History,  Megalithic sites

Standing stone near Loch Ederline

From the village of Kilmichael Glassary in Argyll, a minor road winds its way north-east then almost directly north alongside the Clachandubh Burn.  The road has three gates, and after Loch Leathan, which has an interesting little crannog, it looks more like a farm track, but if you persist it brings you out at the south end of Loch Ederline and joins up with a B-road.
This is a landscape peppered with ancient sites: one glance at an OS map reveals a host of cairns, cup-marked rocks and cists (small burial chambers) scattered among the low hills and farm fields. Not far away are the better-known stone circles, alignments and burial cairns of Kilmartin Glen. It’s hard to put a foot down without treading on ancient history.
Shortly after turning onto the B-road we noticed a standing stone right by the roadside, on the other side of the wall. We scrambled over the fence, pushing through a cloud of meadowsweet and nettles, and were astonished to find that the stone was much bigger than it first appeared. It stands to a height of about 5’6″, but alongside it is a much longer fragment, about 11 feet in length, which (from the shape of it, and the scars on the stump) must have broken off at some stage in the past. A monolith of 16 feet in height would have been a noticeable landmark, even in a landscape of many standing stones.
On checking websites when we got back, I read that the stone was blown over and smashed in the ‘Tay Bridge Gale’ of 1879 – so called because it wrecked the rail bridge over the River Tay and caused considerable loss of life. From this, I would imagine that the entire stone blew over, and the base of it was perhaps put back into place by a local farmer.  I find it hard to imagine a standing stone being felled by a gale. The Tay Bridge was exposed and vulnerable, but monoliths have been rooted in solid ground for millennia. It must have been a truly horrific storm.
A number of rounded cobble stones were showing through the grass, reminding me of the cobbles that cover the sites of Dunchraigaig and Temple Wood in Kilmartin. I wondered if these had perhaps been used to pack the stone when it was first buried, and had been uprooted when it fell. But that is just my speculation – they could be from something else entirely.
On the map, the stone itself is called Creagantairbh Beag, which is also the name of the farm close by. I don’t know the full Gaelic translation*, although ‘creagan’ appears to mean ‘alder‘ and I know that ‘beag‘ is ‘small’. If anyone can help, I’d be interested to know!

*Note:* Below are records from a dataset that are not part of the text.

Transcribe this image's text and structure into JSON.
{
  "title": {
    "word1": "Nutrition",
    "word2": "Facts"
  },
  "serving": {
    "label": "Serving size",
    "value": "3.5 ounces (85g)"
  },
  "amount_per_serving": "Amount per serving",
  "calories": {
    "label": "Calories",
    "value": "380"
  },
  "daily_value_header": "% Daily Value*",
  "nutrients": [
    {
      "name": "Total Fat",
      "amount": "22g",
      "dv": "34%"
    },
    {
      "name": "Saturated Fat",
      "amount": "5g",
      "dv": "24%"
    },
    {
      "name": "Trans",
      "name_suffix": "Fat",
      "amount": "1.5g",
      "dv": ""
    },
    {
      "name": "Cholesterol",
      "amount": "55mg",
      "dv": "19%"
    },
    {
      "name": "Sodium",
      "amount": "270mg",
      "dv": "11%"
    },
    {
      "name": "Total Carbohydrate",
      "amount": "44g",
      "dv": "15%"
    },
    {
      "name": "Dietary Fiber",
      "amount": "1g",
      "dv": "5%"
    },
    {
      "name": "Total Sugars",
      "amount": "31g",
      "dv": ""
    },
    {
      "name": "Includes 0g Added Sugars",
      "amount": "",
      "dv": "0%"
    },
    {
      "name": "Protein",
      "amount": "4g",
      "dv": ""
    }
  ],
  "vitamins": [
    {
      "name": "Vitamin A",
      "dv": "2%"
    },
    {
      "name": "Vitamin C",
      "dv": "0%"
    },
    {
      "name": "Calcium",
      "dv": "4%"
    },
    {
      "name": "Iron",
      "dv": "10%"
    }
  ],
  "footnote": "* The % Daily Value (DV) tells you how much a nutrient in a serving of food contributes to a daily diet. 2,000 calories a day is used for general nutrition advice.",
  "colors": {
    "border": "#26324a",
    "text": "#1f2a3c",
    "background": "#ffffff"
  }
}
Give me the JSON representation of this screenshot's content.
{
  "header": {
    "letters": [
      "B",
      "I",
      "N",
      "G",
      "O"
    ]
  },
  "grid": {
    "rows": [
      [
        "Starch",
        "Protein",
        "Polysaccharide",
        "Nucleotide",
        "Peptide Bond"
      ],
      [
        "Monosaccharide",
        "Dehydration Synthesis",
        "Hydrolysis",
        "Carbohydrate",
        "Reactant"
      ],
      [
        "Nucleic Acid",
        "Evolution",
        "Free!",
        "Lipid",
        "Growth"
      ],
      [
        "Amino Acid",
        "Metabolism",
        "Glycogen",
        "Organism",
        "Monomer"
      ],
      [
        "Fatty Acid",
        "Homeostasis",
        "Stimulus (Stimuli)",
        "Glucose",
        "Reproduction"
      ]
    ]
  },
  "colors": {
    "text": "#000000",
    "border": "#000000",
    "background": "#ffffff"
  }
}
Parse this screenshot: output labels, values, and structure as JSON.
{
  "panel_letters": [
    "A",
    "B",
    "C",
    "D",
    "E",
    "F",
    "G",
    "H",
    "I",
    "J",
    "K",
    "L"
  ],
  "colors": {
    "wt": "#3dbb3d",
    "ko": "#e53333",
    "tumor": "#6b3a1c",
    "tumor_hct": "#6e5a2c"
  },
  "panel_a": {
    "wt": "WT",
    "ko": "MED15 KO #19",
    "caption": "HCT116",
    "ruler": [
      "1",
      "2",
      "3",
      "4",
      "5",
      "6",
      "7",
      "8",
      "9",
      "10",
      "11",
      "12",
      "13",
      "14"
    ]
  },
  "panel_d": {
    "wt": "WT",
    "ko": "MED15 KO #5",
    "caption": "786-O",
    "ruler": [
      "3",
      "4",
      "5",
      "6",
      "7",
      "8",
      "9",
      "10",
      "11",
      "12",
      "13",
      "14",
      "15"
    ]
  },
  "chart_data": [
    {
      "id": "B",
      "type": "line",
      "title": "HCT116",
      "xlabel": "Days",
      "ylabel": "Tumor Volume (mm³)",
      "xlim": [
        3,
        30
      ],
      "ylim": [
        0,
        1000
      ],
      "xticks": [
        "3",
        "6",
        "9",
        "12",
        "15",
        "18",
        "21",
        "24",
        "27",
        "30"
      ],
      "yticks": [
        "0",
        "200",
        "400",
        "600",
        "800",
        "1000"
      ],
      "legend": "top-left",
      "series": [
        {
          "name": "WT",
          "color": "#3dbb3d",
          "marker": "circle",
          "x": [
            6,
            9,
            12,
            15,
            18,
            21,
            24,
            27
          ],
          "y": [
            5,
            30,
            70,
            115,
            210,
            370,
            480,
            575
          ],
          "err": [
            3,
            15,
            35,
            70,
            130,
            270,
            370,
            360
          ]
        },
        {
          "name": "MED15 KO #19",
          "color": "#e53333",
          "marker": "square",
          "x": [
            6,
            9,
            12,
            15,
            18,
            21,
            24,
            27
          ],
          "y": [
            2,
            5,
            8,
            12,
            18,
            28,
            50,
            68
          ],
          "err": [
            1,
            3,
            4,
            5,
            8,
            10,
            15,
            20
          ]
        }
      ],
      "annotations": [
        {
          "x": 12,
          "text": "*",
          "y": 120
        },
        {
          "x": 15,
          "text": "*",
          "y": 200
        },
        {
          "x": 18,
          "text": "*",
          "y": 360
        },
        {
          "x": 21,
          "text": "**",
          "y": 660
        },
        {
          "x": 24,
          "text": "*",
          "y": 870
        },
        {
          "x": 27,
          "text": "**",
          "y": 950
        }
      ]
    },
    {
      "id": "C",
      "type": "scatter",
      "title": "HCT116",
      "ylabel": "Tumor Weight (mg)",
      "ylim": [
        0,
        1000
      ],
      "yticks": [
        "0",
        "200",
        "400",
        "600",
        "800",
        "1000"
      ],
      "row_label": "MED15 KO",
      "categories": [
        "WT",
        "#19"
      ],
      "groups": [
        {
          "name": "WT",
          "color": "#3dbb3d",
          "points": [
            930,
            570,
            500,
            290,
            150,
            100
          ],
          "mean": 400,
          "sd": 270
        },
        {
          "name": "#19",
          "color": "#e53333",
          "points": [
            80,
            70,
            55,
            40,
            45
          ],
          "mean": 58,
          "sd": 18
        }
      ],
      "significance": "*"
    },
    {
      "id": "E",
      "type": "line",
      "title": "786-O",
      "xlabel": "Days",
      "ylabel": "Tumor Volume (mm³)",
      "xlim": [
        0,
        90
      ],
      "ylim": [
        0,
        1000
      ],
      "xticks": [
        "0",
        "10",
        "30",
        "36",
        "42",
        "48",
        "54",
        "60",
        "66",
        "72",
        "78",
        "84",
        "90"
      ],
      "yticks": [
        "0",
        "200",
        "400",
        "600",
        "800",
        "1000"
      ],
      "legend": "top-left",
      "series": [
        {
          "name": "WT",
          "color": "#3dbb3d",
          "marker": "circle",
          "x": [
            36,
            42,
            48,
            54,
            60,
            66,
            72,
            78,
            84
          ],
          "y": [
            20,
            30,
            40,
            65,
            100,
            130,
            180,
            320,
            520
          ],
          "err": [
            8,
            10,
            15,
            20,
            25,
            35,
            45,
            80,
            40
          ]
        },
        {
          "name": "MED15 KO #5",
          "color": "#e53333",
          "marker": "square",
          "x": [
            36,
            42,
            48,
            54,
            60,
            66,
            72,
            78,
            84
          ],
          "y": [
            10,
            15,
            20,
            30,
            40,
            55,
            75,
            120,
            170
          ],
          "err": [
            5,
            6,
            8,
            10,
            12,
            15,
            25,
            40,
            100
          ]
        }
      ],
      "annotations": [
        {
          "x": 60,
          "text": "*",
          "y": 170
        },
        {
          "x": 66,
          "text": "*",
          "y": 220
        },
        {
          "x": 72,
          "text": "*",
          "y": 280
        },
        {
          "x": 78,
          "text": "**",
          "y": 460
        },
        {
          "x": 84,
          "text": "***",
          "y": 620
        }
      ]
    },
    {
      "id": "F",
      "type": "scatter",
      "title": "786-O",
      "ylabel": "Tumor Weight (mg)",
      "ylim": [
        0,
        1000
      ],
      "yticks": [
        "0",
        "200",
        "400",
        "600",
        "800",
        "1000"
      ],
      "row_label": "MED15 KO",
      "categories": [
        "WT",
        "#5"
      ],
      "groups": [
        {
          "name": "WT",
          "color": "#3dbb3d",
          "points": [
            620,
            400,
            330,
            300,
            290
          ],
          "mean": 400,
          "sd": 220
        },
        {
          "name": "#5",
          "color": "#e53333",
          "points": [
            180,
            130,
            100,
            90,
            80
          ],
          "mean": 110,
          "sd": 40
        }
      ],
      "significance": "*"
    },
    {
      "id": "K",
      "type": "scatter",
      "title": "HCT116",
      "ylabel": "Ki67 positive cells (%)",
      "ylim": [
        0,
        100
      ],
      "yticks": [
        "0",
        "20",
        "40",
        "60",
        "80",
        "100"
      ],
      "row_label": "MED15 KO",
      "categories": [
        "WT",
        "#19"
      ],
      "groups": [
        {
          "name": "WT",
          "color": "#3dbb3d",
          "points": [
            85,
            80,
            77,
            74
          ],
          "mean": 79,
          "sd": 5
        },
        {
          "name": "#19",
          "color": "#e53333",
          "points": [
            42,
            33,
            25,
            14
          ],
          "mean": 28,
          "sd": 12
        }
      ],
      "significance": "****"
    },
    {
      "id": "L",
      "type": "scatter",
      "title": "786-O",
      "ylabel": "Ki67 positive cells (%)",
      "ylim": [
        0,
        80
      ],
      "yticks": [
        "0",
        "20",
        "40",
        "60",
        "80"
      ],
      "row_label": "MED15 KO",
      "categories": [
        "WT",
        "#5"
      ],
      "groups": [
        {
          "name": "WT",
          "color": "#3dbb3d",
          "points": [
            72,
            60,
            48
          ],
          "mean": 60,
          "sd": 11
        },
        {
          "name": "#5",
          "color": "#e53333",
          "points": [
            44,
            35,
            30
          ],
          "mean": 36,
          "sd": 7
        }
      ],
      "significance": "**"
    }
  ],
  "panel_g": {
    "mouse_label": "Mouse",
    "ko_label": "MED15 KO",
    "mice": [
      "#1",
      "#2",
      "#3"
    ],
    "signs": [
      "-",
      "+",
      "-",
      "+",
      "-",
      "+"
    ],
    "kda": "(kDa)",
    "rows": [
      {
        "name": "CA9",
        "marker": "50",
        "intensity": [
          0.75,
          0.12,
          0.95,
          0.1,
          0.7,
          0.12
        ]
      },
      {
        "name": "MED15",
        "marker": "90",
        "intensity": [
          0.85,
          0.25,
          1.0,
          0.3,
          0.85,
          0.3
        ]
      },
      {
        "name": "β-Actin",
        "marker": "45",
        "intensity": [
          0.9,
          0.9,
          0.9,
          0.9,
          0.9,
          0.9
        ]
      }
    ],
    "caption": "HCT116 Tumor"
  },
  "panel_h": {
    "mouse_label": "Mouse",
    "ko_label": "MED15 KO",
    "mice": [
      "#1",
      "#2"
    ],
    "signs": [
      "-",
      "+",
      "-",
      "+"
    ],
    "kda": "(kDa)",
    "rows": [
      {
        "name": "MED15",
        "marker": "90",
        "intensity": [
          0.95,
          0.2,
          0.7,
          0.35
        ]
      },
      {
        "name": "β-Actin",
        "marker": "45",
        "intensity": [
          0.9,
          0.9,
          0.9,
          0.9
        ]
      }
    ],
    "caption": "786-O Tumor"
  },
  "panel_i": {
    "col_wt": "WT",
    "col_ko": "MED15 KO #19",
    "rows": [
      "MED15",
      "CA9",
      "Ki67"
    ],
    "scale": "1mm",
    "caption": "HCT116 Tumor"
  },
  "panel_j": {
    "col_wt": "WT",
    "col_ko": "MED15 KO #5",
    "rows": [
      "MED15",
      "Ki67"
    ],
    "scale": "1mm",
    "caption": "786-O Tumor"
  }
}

*Footnote:  My thanks to Margaret Donnelly (in the comments below) for offering the Gaelic translation of Creagantairbh:  ‘rocks or precipices of a bull’.  Very interesting!

Images © Colin & Jo Woolf

Temple Wood

Nearby in Kilmartin Glen:


  • Margaret Donnelly

    Hi, Jo. Re ‘Creagantairbh’. – it’s Gaelic for ‘Rocks / precipices of a bull’. Tarbh = bull (Latin – Taurus). Tairbh is the genitive case ‘of a bull’. Alder= fearna and represents the letter ‘f’ in the Gaelic alphabet.
    Margaret D.

  • Stravaiging around Scotland

    The cobbles may be packing stones as you suggest, or they may be cairn material. I don’t think this stone has been excavated.
    I don’t believe it was blown over by a gale either. Interestingly Romilly Allen seems to refer to this stone as still standing in 1880, to a height of 14 feet, and describes it as inclined “considerably from the perpendicular.”
    He may of course have visited it prior to the gale of 1879 and not known that it had fallen.

    • Jo Woolf

      That’s a great thought, Lorna! It sounds more plausible than being blown over. I like the idea of the stones being lightning conductors. Yes, this one would have been an impressive height when it was still intact.

  • John Seddon

    Hello Jo,
    I have just stumbled on your site. We are lucky to have bought a building plot at the foot of Creag an Tairbh and will be building a house there in the new year. It does stand for Rock of the Bull, or some say Bulls as tairbh can also mean the plural form of tarbh. In pronunciation
    the r is long as Ta-ruv. Now the hamlet is known as Creaganterve. We have no idea where the name comes from, but Tairbh has its derivation from Taurus, the bull, so maybe something celestial. I haven’t visited at night, but I think the constellation Taurus is in the north west in winter, so may be visible over the rock. Either that or a clumsy bull took the wrong turn!

    • Jo Woolf

      Hi John, thank you for clarifying that! Some interesting possibilities. I’d love to explore the Taurus theory! Sounds as if you’ll also have some great opportunities for star-gazing – what a lovely place for a house, and I wish you all the best with the project.